NHTSA’s deference to industry initiative­s in lieu of safety standards represents an abdication of regulatory responsibi­lities that is unpreceden­ted in the history of the agency. NHTSA was establishe­d by Congress in 1966, after lawmakers concluded that voluntary auto safety standards had largely failed and that mandatory ones were necessary.

Asked about this radical departure from the regulatory process enacted by Congress 50 years ago, Transporta­tion Secretary Anthony Foxx gave the excuse that he wanted to ease regulation­s to make it easier for the technology to develop.

From three- point seat belts to air bags to stronger roofs, the auto industry fought safety standards that save lives. In 1983, a unanimous Supreme Court noted that “the automobile industry waged the regulatory equivalent of war against the air bag and lost.”

Once again, the industry is waging the regulatory equivalent of war, this time against regulation of driverless vehicles. NHTSA’s rulemaking process has withstood the test of time and been used in more than 4,000 proceeding­s, including many involving highly technical issues. Safety standards stimulate technology, which promotes sales and safety. Last year set a record for the most vehicles sales ( 17.5 million) and cumulative lives saved ( 3.5 million) since Ralph Nader wrote Unsafe at Any Speed in 1965.

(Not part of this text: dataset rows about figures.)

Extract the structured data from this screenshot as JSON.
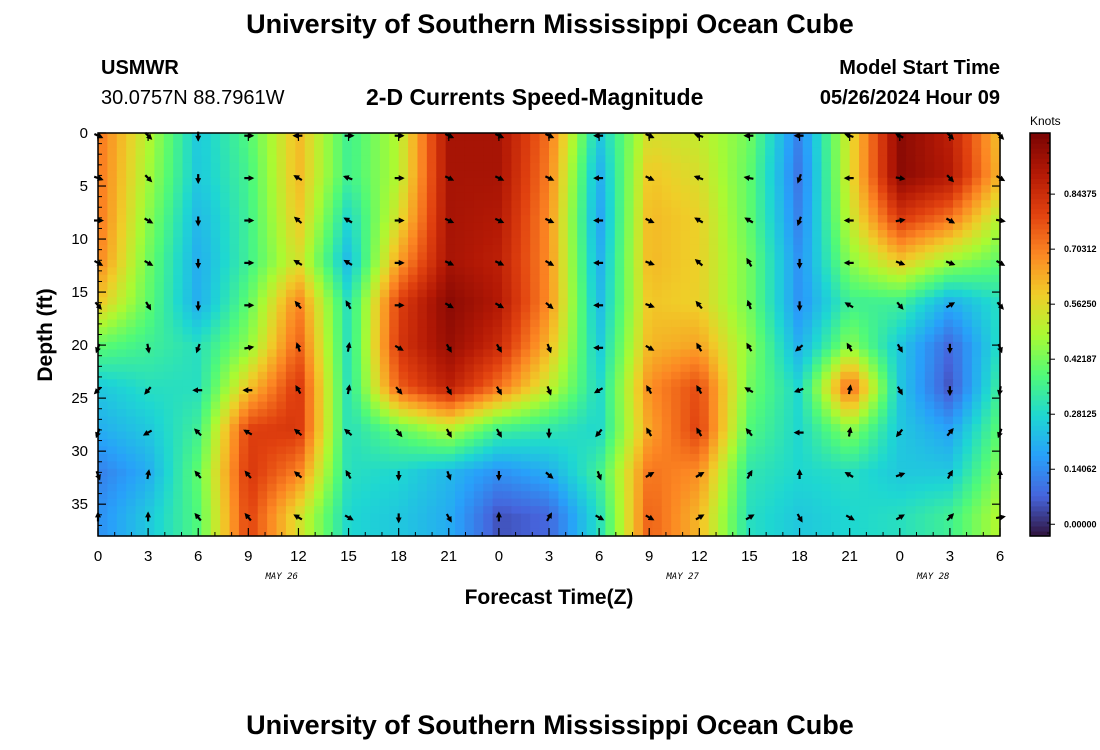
{
  "page": {
    "title_top": "University of Southern Mississippi Ocean Cube",
    "title_bottom": "University of Southern Mississippi Ocean Cube",
    "station": "USMWR",
    "coords": "30.0757N  88.7961W",
    "subtitle": "2-D Currents Speed-Magnitude",
    "model_label": "Model Start Time",
    "model_time": "05/26/2024 Hour 09"
  },
  "chart_data": {
    "type": "heatmap",
    "title": "2-D Currents Speed-Magnitude",
    "xlabel": "Forecast Time(Z)",
    "ylabel": "Depth (ft)",
    "x_ticks": [
      "0",
      "3",
      "6",
      "9",
      "12",
      "15",
      "18",
      "21",
      "0",
      "3",
      "6",
      "9",
      "12",
      "15",
      "18",
      "21",
      "0",
      "3",
      "6"
    ],
    "x_hours": [
      0,
      3,
      6,
      9,
      12,
      15,
      18,
      21,
      24,
      27,
      30,
      33,
      36,
      39,
      42,
      45,
      48,
      51,
      54
    ],
    "date_labels": [
      {
        "label": "MAY 26",
        "hour": 11
      },
      {
        "label": "MAY 27",
        "hour": 35
      },
      {
        "label": "MAY 28",
        "hour": 50
      }
    ],
    "y_ticks": [
      0,
      5,
      10,
      15,
      20,
      25,
      30,
      35
    ],
    "xlim": [
      0,
      54
    ],
    "ylim": [
      0,
      38
    ],
    "colorbar": {
      "title": "Knots",
      "ticks": [
        "0.84375",
        "0.70312",
        "0.56250",
        "0.42187",
        "0.28125",
        "0.14062",
        "0.00000"
      ],
      "tick_values": [
        0.84375,
        0.703125,
        0.5625,
        0.421875,
        0.28125,
        0.140625,
        0.0
      ],
      "vmin": -0.03,
      "vmax": 1.0
    },
    "grid_hours": [
      0,
      3,
      6,
      9,
      12,
      15,
      18,
      21,
      24,
      27,
      30,
      33,
      36,
      39,
      42,
      45,
      48,
      51,
      54
    ],
    "grid_depths": [
      0,
      4,
      8,
      12,
      16,
      20,
      24,
      28,
      32,
      36
    ],
    "speed_knots": [
      [
        0.72,
        0.5,
        0.25,
        0.38,
        0.62,
        0.35,
        0.5,
        0.92,
        0.92,
        0.72,
        0.25,
        0.55,
        0.52,
        0.42,
        0.12,
        0.55,
        0.97,
        0.88,
        0.6
      ],
      [
        0.72,
        0.48,
        0.25,
        0.36,
        0.62,
        0.35,
        0.5,
        0.92,
        0.92,
        0.7,
        0.2,
        0.6,
        0.55,
        0.4,
        0.1,
        0.55,
        0.97,
        0.9,
        0.62
      ],
      [
        0.72,
        0.45,
        0.22,
        0.35,
        0.6,
        0.28,
        0.55,
        0.92,
        0.9,
        0.68,
        0.18,
        0.62,
        0.58,
        0.4,
        0.12,
        0.52,
        0.82,
        0.72,
        0.5
      ],
      [
        0.7,
        0.42,
        0.2,
        0.35,
        0.55,
        0.22,
        0.65,
        0.92,
        0.88,
        0.68,
        0.2,
        0.62,
        0.58,
        0.42,
        0.15,
        0.45,
        0.6,
        0.48,
        0.4
      ],
      [
        0.6,
        0.4,
        0.2,
        0.4,
        0.7,
        0.3,
        0.8,
        0.97,
        0.9,
        0.68,
        0.22,
        0.6,
        0.58,
        0.42,
        0.15,
        0.35,
        0.35,
        0.2,
        0.3
      ],
      [
        0.4,
        0.35,
        0.3,
        0.45,
        0.75,
        0.3,
        0.82,
        0.95,
        0.85,
        0.62,
        0.25,
        0.62,
        0.65,
        0.45,
        0.2,
        0.45,
        0.25,
        0.08,
        0.3
      ],
      [
        0.25,
        0.3,
        0.3,
        0.6,
        0.82,
        0.3,
        0.75,
        0.88,
        0.72,
        0.52,
        0.28,
        0.68,
        0.78,
        0.42,
        0.28,
        0.75,
        0.25,
        0.05,
        0.35
      ],
      [
        0.2,
        0.25,
        0.35,
        0.8,
        0.82,
        0.3,
        0.4,
        0.5,
        0.35,
        0.32,
        0.28,
        0.65,
        0.8,
        0.38,
        0.28,
        0.45,
        0.25,
        0.18,
        0.4
      ],
      [
        0.12,
        0.2,
        0.4,
        0.82,
        0.7,
        0.3,
        0.28,
        0.22,
        0.15,
        0.2,
        0.35,
        0.72,
        0.68,
        0.32,
        0.28,
        0.3,
        0.25,
        0.25,
        0.45
      ],
      [
        0.15,
        0.25,
        0.38,
        0.8,
        0.55,
        0.28,
        0.25,
        0.2,
        0.05,
        0.08,
        0.3,
        0.75,
        0.62,
        0.3,
        0.25,
        0.28,
        0.3,
        0.35,
        0.5
      ]
    ],
    "direction_deg": [
      [
        115,
        135,
        180,
        90,
        270,
        90,
        90,
        115,
        115,
        115,
        270,
        115,
        290,
        270,
        270,
        290,
        300,
        135,
        135
      ],
      [
        110,
        135,
        180,
        90,
        300,
        290,
        90,
        115,
        115,
        115,
        270,
        115,
        290,
        280,
        200,
        270,
        100,
        135,
        120
      ],
      [
        90,
        120,
        180,
        90,
        310,
        300,
        90,
        115,
        115,
        115,
        270,
        115,
        300,
        300,
        200,
        270,
        80,
        120,
        100
      ],
      [
        120,
        120,
        180,
        90,
        300,
        300,
        90,
        115,
        115,
        120,
        270,
        110,
        310,
        330,
        180,
        270,
        110,
        110,
        120
      ],
      [
        140,
        150,
        180,
        90,
        320,
        330,
        90,
        120,
        120,
        130,
        270,
        110,
        320,
        340,
        180,
        300,
        140,
        60,
        140
      ],
      [
        200,
        170,
        200,
        80,
        340,
        10,
        120,
        150,
        150,
        160,
        270,
        120,
        330,
        330,
        230,
        330,
        150,
        180,
        160
      ],
      [
        225,
        220,
        270,
        270,
        330,
        10,
        140,
        150,
        150,
        160,
        240,
        330,
        330,
        300,
        250,
        10,
        150,
        180,
        190
      ],
      [
        200,
        240,
        315,
        300,
        310,
        310,
        140,
        150,
        150,
        180,
        220,
        330,
        330,
        320,
        270,
        10,
        220,
        40,
        200
      ],
      [
        160,
        10,
        320,
        320,
        310,
        330,
        180,
        160,
        180,
        130,
        160,
        60,
        60,
        30,
        0,
        300,
        70,
        30,
        0
      ],
      [
        0,
        0,
        320,
        320,
        300,
        120,
        180,
        150,
        0,
        30,
        120,
        120,
        60,
        60,
        150,
        120,
        60,
        45,
        80
      ]
    ]
  }
}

Congress intended that standards would regulate and stimulate new safety technologi­es. Today’s NHTSA has abandoned the regulatory side for the stimulatio­n side, leaving safety by the wayside. By not issuing safety standards on driverless vehicles, NHTSA creates a safety vacuum that will inevitably lead to consumers dying as unwitting guinea pigs in crashes of unproven driverless vehicles.